BETTER BREATHING

As all of us will be aware the Covid 19 virus mainly seems to be targeting the lungs and causing affected patients breathing difficulties. Keeping ourselves healthy is important at this time and we should be doing everything we can to support our immune systems. This means eating lots of fresh fruit and vegetables and taking  regular exercise. Even fast walking for 30 minutes daily is good and the aim should always be to try and get a little out of breath.

It also makes sense to try and increase the fitness of the main muscle responsible for getting us to take a breath! The muscle responsible for keeping us breathing is the diaphragm

The diaphragm is a large, dome-shaped muscle located at the base of the lungs. 

When this muscle contracts we breathy in and when it relaxes the air is pushed out of our lungs. Your abdominal muscles help move the diaphragm and give you more power to empty your lungs ( See diagram below)

 

So good diaphragmatic breathing is essential for keeping our lungs working to their full capacity something that is really important at this time. Like any muscle the diaphragm can be exercised to make it stronger and work more efficiently – bringing more air into our lungs.
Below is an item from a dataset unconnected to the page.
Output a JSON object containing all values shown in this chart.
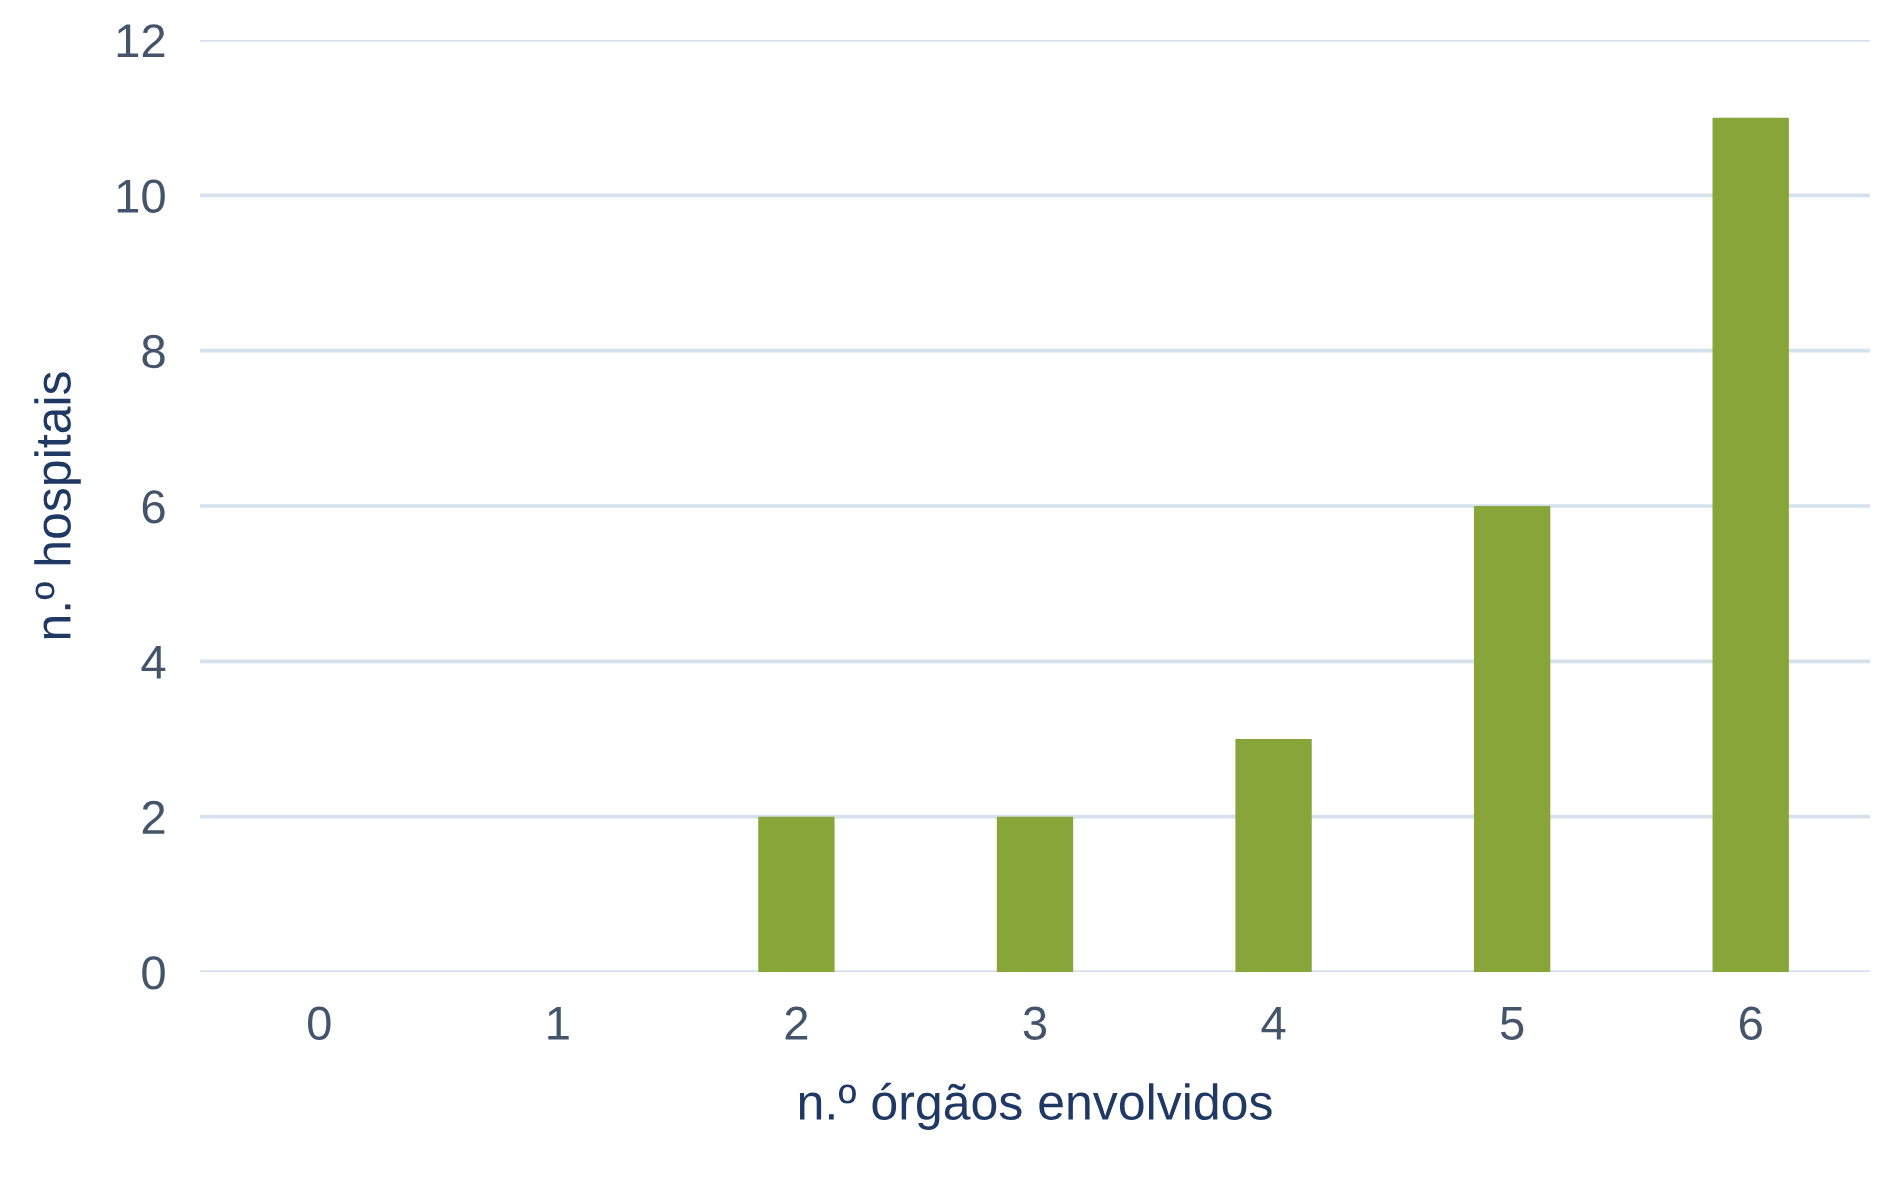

What is diaphragmatic breathing?

Learning and practising good diaphragmatic breathing will help you use the diaphragm correctly to:

  • Strengthen the diaphragm
  • Decrease the work of breathing by slowing your breathing rate
  • Decrease oxygen demand
  • Use less effort and energy to breathe

Diaphragmatic breathing technique

Lie on your back on a flat surface or in bed, with your knees bent and your head supported. You can use a pillow under your knees to support your legs. Place one hand on your upper chest and the other just below your rib cage. This will allow you to feel your diaphragm move as you breathe.

Breathe in slowly through your nose so that your stomach moves out against your hand. The hand on your chest should remain as still as possible.

 

Tighten your stomach muscles, letting them fall inward as you exhale through pursed lips . (as if you’re about to drink through a straw) The hand on your upper chest must remain as still as possible.
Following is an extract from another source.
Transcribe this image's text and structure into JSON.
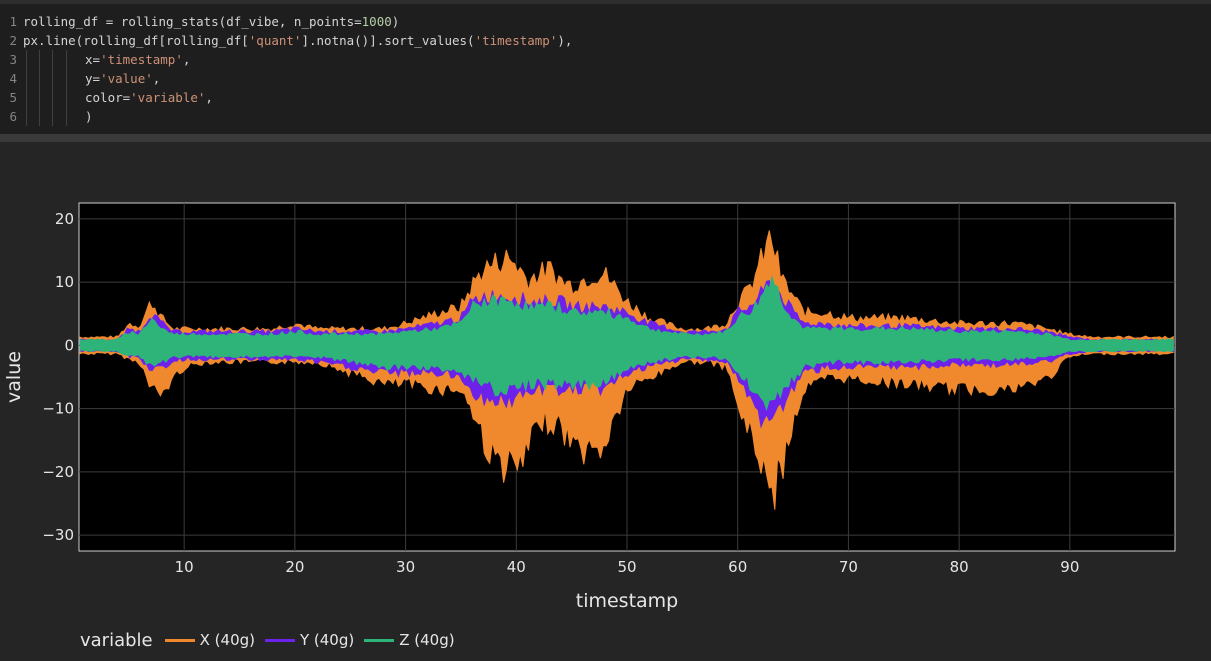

When you first learn the diaphragmatic breathing technique, it may be easier for you to follow the instructions lying down, as shown above. As you gain more practice, you can try the diaphragmatic breathing technique while sitting in a chair, as described below.

To perform this exercise while sitting in a chair:

  1. Sit comfortably, with your knees bent and your shoulders, head and neck relaxed.
  2. Place one hand on your upper chest and the other just below your rib cage. This will allow you to feel your diaphragm move as you breathe.
  3. Breathe in slowly through your nose so that your stomach moves out against your hand. The hand on your chest should remain as still as possible.
  4. Tighten your stomach muscles, letting them fall inward as you exhale through pursed lips. The hand on your upper chest must remain as still as possible.

Note: You may notice an increased effort will be needed to use the diaphragm correctly. At first, you’ll probably get tired while doing this exercise. But keep at it, because with continued practice, diaphragmatic breathing will become easy and automatic.

How often should I practice this exercise?

At first, practice this exercise 5-10 minutes about 3-4 times per day. Gradually increase the amount of time you spend doing this exercise, and perhaps even increase the effort of the exercise by placing a book on your abdomen.